Thurston County community shows support for man on palliative home care during car parade

The Yelm community came out in force to support Jeren Pollock, 21, in a 139-car parade that took place on Saturday January 8 outside his Yelm home where Pollock has been confined for two years in palliative care at home. .

Pollock has Duchenne muscular dystrophy, which causes muscle degeneration by modifying certain proteins, which help maintain muscle growth, said Tad DesVoignes, who learned of the disease while he was a bus driver. Pollock School.

The disease is considered incurable, so people with Duchenne muscular dystrophy struggle to slow its progression through physical therapy and steroids, DesVoignes said.

“It was about six years ago when I first met Jeren,” DesVoignes said. “At that time, he still controlled most of his right hand and from the base of his neck up. He was already a pro at driving with his motorized wheelchair.

He said Pollock could navigate the narrow confines of the school bus without a problem.

“He was better at backing up without being able to turn his head than most people I know, including me,” DesVoignes said.
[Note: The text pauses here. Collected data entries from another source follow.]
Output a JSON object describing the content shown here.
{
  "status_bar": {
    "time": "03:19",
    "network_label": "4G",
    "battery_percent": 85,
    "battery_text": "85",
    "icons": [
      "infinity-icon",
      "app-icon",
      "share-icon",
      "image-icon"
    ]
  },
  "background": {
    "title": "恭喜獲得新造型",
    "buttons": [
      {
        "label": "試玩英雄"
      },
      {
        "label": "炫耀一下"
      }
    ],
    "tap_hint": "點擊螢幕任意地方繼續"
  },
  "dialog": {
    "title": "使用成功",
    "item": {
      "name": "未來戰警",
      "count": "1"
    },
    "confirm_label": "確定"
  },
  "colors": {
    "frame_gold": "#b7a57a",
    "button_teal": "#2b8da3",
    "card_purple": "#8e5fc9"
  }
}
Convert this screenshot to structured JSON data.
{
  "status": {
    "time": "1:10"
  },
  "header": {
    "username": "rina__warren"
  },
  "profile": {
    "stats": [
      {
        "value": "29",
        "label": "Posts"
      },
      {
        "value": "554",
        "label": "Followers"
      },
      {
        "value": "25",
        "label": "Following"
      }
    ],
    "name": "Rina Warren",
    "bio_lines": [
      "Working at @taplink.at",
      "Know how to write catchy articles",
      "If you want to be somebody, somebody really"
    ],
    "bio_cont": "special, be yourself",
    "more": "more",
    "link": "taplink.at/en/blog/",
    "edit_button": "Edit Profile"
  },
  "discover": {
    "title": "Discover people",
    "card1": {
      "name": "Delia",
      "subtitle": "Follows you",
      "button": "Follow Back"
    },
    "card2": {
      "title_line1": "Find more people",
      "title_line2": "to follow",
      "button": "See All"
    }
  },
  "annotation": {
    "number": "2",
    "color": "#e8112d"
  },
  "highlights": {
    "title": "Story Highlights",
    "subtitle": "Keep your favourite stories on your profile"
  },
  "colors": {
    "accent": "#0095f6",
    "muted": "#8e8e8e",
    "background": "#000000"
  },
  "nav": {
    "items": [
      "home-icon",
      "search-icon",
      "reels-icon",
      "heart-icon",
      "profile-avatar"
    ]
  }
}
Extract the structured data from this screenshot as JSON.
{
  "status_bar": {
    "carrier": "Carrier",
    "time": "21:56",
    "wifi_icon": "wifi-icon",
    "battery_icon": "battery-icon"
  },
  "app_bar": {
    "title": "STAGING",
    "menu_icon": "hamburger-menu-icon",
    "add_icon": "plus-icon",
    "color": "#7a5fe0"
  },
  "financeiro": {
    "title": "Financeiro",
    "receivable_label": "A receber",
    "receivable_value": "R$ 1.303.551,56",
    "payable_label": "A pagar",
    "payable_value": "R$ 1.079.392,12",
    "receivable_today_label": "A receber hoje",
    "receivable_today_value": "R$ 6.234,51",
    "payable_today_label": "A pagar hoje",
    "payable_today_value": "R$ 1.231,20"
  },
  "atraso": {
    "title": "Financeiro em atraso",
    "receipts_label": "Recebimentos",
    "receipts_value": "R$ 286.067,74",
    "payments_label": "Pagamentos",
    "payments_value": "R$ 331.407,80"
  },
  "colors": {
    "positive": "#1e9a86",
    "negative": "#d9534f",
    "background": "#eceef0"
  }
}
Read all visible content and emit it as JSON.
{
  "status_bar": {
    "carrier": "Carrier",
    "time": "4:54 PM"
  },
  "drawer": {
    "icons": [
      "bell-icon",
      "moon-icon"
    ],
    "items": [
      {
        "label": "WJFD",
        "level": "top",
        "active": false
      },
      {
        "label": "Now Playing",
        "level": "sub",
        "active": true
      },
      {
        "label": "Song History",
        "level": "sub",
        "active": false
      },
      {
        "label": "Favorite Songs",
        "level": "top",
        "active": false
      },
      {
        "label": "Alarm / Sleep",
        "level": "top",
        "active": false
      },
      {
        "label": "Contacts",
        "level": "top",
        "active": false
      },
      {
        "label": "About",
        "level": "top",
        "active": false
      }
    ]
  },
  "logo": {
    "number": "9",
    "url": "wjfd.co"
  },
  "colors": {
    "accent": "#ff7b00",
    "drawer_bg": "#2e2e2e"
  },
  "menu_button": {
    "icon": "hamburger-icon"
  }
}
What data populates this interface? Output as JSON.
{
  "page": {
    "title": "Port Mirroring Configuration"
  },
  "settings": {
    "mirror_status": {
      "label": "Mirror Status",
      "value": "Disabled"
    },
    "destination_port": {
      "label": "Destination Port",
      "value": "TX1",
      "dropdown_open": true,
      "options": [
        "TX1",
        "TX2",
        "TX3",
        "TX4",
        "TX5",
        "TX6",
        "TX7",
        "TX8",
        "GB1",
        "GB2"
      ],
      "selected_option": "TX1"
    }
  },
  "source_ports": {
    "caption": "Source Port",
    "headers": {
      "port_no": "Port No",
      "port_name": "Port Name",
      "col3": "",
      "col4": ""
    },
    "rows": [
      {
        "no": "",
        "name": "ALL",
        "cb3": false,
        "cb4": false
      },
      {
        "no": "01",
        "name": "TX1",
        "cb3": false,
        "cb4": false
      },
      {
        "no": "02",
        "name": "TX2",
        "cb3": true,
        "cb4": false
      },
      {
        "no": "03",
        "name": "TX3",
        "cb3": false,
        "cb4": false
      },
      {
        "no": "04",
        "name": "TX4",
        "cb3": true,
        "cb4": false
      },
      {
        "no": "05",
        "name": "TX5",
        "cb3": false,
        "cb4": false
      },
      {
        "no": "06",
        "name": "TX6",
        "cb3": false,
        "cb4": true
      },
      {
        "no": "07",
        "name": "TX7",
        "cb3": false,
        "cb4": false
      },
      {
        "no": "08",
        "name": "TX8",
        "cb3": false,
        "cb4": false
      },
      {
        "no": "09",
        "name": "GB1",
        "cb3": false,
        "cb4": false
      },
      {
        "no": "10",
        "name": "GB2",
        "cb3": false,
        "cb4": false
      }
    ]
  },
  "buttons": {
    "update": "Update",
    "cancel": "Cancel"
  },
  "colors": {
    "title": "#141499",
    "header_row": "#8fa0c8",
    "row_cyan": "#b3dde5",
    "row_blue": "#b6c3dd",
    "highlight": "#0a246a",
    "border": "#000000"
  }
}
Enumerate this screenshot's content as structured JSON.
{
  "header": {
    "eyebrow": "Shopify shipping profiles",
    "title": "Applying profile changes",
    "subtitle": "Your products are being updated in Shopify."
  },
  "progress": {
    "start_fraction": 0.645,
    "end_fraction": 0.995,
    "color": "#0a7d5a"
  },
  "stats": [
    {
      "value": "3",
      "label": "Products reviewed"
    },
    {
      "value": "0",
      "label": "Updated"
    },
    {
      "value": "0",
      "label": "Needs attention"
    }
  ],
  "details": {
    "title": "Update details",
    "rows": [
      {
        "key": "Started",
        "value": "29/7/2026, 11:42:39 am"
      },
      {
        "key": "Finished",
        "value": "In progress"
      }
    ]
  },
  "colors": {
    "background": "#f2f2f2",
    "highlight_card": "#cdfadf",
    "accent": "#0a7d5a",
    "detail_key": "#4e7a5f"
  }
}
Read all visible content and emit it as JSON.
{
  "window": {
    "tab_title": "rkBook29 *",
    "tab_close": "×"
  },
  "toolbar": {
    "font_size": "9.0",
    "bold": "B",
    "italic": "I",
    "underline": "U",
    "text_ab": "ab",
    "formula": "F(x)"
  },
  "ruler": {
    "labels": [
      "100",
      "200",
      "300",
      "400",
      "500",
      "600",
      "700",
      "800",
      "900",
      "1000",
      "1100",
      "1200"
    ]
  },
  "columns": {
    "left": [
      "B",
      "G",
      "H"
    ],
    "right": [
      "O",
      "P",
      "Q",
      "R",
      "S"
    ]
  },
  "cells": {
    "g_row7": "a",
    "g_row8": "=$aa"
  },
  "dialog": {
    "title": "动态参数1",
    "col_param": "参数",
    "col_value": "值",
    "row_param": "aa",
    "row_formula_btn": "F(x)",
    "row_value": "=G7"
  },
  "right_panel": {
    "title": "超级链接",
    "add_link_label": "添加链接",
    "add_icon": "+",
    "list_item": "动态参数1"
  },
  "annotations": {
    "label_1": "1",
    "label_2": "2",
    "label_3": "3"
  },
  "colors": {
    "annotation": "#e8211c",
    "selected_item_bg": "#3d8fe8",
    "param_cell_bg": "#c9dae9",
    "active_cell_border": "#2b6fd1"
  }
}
He described Pollock as “a clever kid” who “would often help new bus drivers and helpers know how to best secure their chair to the bus.”

DesVoignes said Pollock is kind and compassionate, although he didn’t hesitate to point out DesVoignes’ “horrible driving” by joking when he was on the bus.

Pollock is said to enjoy school, although DesVoignes suspects his dedication to the institution was more social than academic.

“He was always disappointed when he couldn’t make it to school,” DesVoignes said. “When the pandemic hit, he was at home for the time he had at school, cut off from these friendships.”

When the community came together to give Pollock a taste of the social atmosphere it lacked, it was “a little way to get some of that social friendship back,” DesVoignes said.

Importantly, DesVoignes said the outpouring of love from the community was huge for Pollock.

“He also got to see some close friends from the school who were able to attend,” he said. “So many friends, family and community members who (know him) (were) present. It meant a lot to him.

Ultimately, the parade was not only a heartwarming vehicle for Pollock’s support, but something that helped the community as well.

“It was so nice to have something like this parade for the community,” said DesVoignes. “It seemed to have brought people together for a positive result, rather than focusing on the things that separate us from our neighbors. We were finally all united for a good cause.

The unofficial tally of parade participants reached 139 cars, although the actual number may be a bit higher given the routes some vehicles take, DesVoignes said.

“Jeren and his whole family were very grateful and appreciated everyone’s participation and enthusiasm,” he said. “The outpouring of love went both ways. It was lovely to watch. I heard from (her mother) Sheila (Russell) that Jeren not only couldn’t help but smile all the time, but that he also said hello to each of the passing cars.